Segment 12 : Wribox


Là, on est dans le dur, le dur à avaler, la vérité vraie, le pullulement des textes...


Wribox : depuis le temps que je vous en parle, certains doivent se poser des questions. Je dis « certains » parce que les autres savent, pardon... pratiquent. Sans doute préfèreraient-ils qu'on se taise. L'inavouable, conscience en berne, passe, mais l'orgueil bafoué, l'honneur à plat, difficilement supportable. On a beau être tous contaminés, ceux qui propagent l'épidémie, que sommes-nous, sinon de futures brebis galeuses, des boucs émissaires en puissance, des parias en germe ?

Ça commence en général par un texte en suspens, un truc génial que l'Auteur ne parvient pas à terminer. Alors, comme ça, pour voir, innocemment, Wribox s'immisce et propose ses services. On hésite... on tergiverse... on fait de la résistance... on finit par lui filer le début... et il vous pond la fin. Des nuits sans sommeil, des journées à se ronger les ongles, des semaines d'angoisses et de sueurs inutiles. Pif paf : en une fraction de seconde, c'est réglé. Les derniers chapitres qui bloquaient, l'épilogue qui ne voulait pas sortir, les voilà tout rutilants couchés sur le papier. Enfin, « papier », je veux dire écran, fichier et séquence de caractères. Quelques corrections dans les coins, si on y tient vraiment, histoire de se convaincre qu'on y est encore pour quelque chose. Emballé vendu. Le tour est joué, texte publié. Admiration béate des lecteurs épatés. Rideau.

Ils savent y faire chez Wribox. Premiers pas gratuits. Puis les « gestes commerciaux » se succèdent. Et quand on est accroc, boum : faut casquer. Tarif dégressif néanmoins : un paragraphe, rapporté au nombre de caractères, c'est hors de prix ; une nouvelle coûte encore cher, un roman fleuve, c'est donné : l'équivalent des tarifs postaux pour l'envoi d'un manuscrit de 500 pages à quelques éditeurs récalcitrants.

Alors, quand on s'est fait bouler des centaines de fois, quand on s'est trouvé avec des paquets de réponses sur le mode « Bien reçu... merci mon pote... hors sujet... désolé... la politique éditoriale de la maison... », comment résister ? Mais on essaie, pour la forme ou la déontologie, avant de finir par lâcher prise. Au début, on se persuade que Wribox a vraiment besoin de nous et on lui envoie un brouillon déjà bien ficelé. Puis on se rend compte qu'un simple scénario fera tout aussi bien l'affaire, avant de réaliser que c'est à peine nécessaire. Quelques indications suffisent, suivies de corrections au fil du texte. Certains éditeurs manifestent alors de l'intérêt : enfin un début qui percute, moins de longueurs, davantage de nerf, mieux écrit, plus original. Sauf la conjoncture, ils le prendraient presque.

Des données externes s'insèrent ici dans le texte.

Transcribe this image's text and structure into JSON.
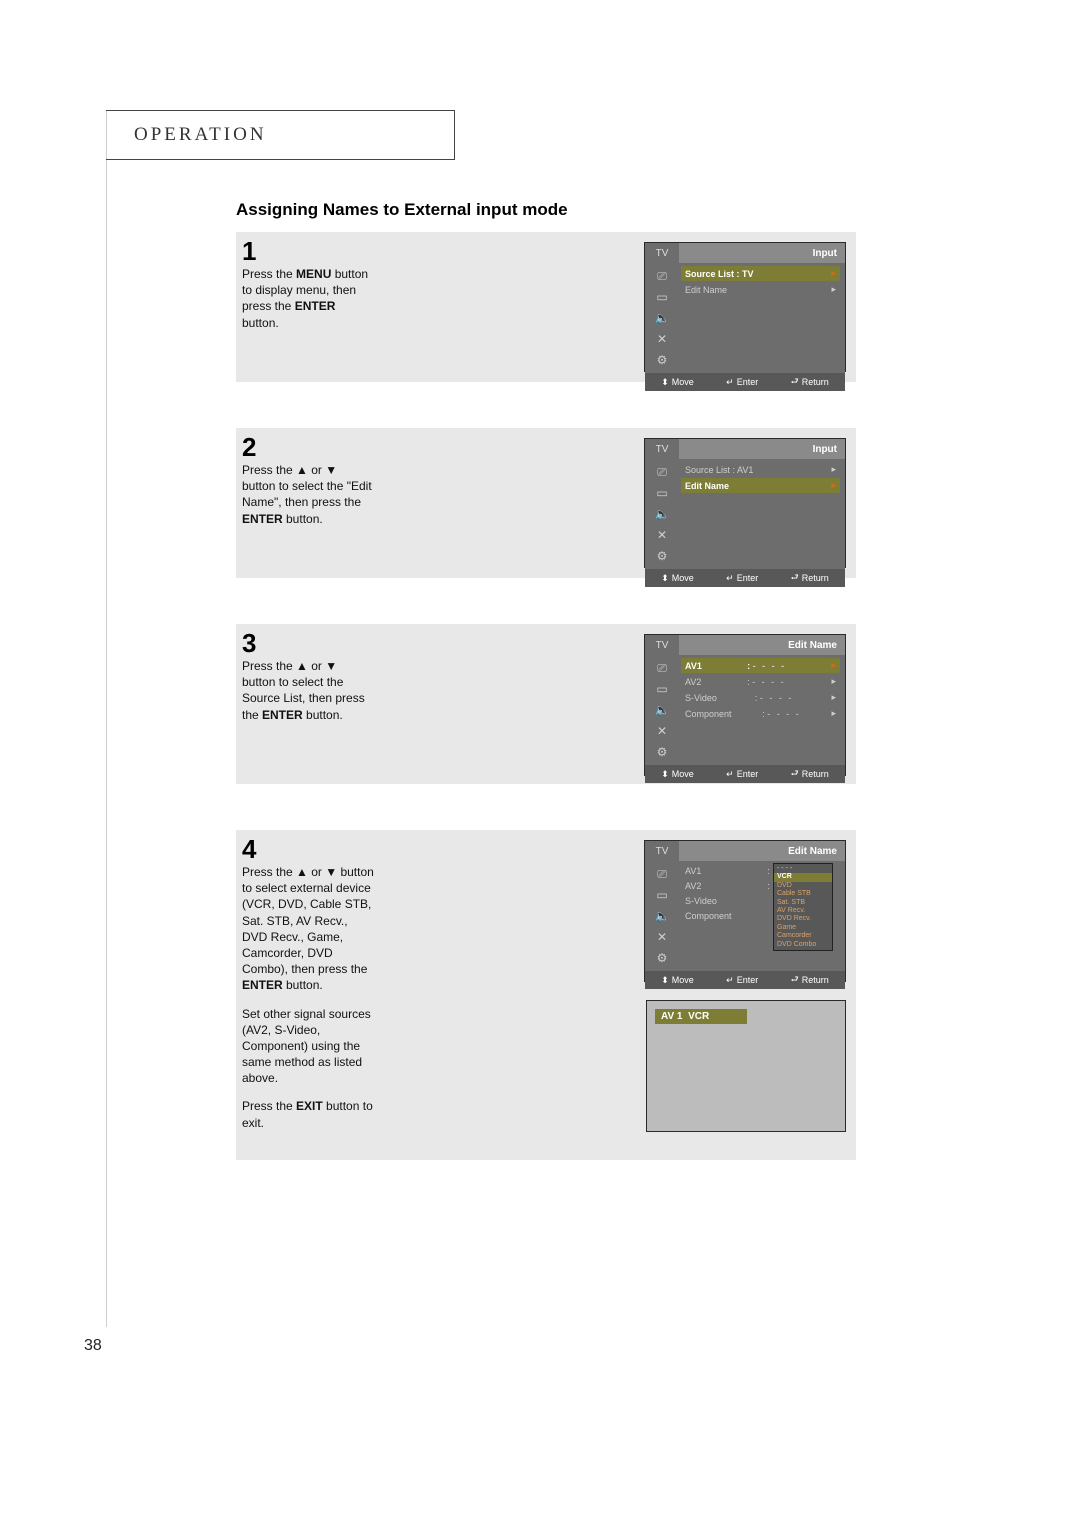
{
  "header": {
    "operation": "OPERATION"
  },
  "title": "Assigning Names to External input mode",
  "page_number": "38",
  "foot": {
    "move": "Move",
    "enter": "Enter",
    "return": "Return"
  },
  "osd_tab": "TV",
  "osd_input_heading": "Input",
  "osd_editname_heading": "Edit Name",
  "source_list_label": "Source List",
  "edit_name_label": "Edit Name",
  "dashes": "- - - -",
  "steps": {
    "s1": {
      "num": "1",
      "text_a": "Press the ",
      "bold_a": "MENU",
      "text_b": " button to display menu, then press the ",
      "bold_b": "ENTER",
      "text_c": " button.",
      "source_value": "TV"
    },
    "s2": {
      "num": "2",
      "text_a": "Press the ▲ or ▼ button to select the \"Edit Name\", then press the ",
      "bold_a": "ENTER",
      "text_b": " button.",
      "source_value": "AV1"
    },
    "s3": {
      "num": "3",
      "text_a": "Press the ▲ or ▼ button to select the Source List, then press the ",
      "bold_a": "ENTER",
      "text_b": " button.",
      "rows": {
        "av1": "AV1",
        "av2": "AV2",
        "svideo": "S-Video",
        "component": "Component"
      }
    },
    "s4": {
      "num": "4",
      "text_a": "Press the ▲ or ▼ button to select external device (VCR, DVD, Cable STB, Sat. STB, AV Recv., DVD Recv., Game, Camcorder, DVD Combo), then press the ",
      "bold_a": "ENTER",
      "text_b": " button.",
      "para2": "Set other signal sources (AV2, S-Video, Component) using the same method as listed above.",
      "para3_a": "Press the ",
      "para3_bold": "EXIT",
      "para3_b": " button to exit.",
      "rows": {
        "av1": "AV1",
        "av2": "AV2",
        "svideo": "S-Video",
        "component": "Component"
      },
      "popup": {
        "top_dashes": "- - - -",
        "items": [
          "VCR",
          "DVD",
          "Cable STB",
          "Sat. STB",
          "AV Recv.",
          "DVD Recv.",
          "Game",
          "Camcorder",
          "DVD Combo"
        ]
      },
      "preview": {
        "label": "AV 1",
        "value": "VCR"
      }
    }
  }
}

Il faut dire que Wribox, version onéreuse, retricote au fur et à mesure, pour accoucher d'un résultat proche de la perfection. Au besoin, pour faire plus vrai, l'Auteur peut se paramétrer lui-même. Age, sexe, tendances variées, niveau en orthographe, étendue du vocabulaire, maîtrise de la syntaxe, et le texte paraîtra plausible : « deux ronds de flan » redeviendront « deux ronds de flancs », « sérendipité » se transformera en « curosiété », histoire de rajouter quelques bienvenues fautes de frappe, ou bien « ils se sont nui(t)s » récupérera son fatal pluriel, recouvrant au besoin cette allure nocturne qui lui sied si bien.


Les œuvres, finalement, un bien grand mot pour de bien petites choses. En gros, un début, un milieu, une fin. Les ingrédients, des trucs à l'identiques qui entrelardent les mêmes péripéties, en dépit des changements de décor. Les aventures d'un héros noyé dans une légion romaine ou bien plongé dans une classe de seconde, kif kif bourricot. Homère, de la fan fiction avant la lettre. Les bijoux indiscrets, question sexe bavard, qui dit mieux ? Racine, version littérature fantastique, ça se pose là. Et La Fontaine, pourquoi se priver de copier ce pompeur d'Esope ?

Et vous vous imaginez qu'il y a besoin de doigts pour tapoter, de mains pour tenir les doigts, de bras pour poser les mains, et de tête pour mitonner tout ça ? Balivernes ! Réfléchissez : un texte, en français, ça se réduit à quelque 50 touches qui commandent une petite centaine de caractères gentiment nichés derrière leur référence Unicode. Vous croyez lire ou inventer des histoires bien originales, protégées par un copyright ou un copyleft, alors que cela n'est qu'une suite de e = 0061, ë = 00EB, Æ = 00C6, etc. Les glyphes et les polices, ce que vous croyez voir sur l'écran ou le papier : des pixels qui se baladent, sous les ordres d'une courbe de Bézier. Des règles de grammaire ou d'orthographe ? Vaste blague ! Des probabilités de succession, point. Un truc original, quand ce n'est pas un zeugme, c'est une syllepse ou une anadiplose, tranquillement sortis du répertoire des écarts labellisés. Une petite improbabilité de succession en somme, parfaitement programmable, tout comme la petite pilule d'hormones d'autosatisfaction qu'il serait bon de s'administrer lorsque on a parfois la malencontreuse idée de se relire.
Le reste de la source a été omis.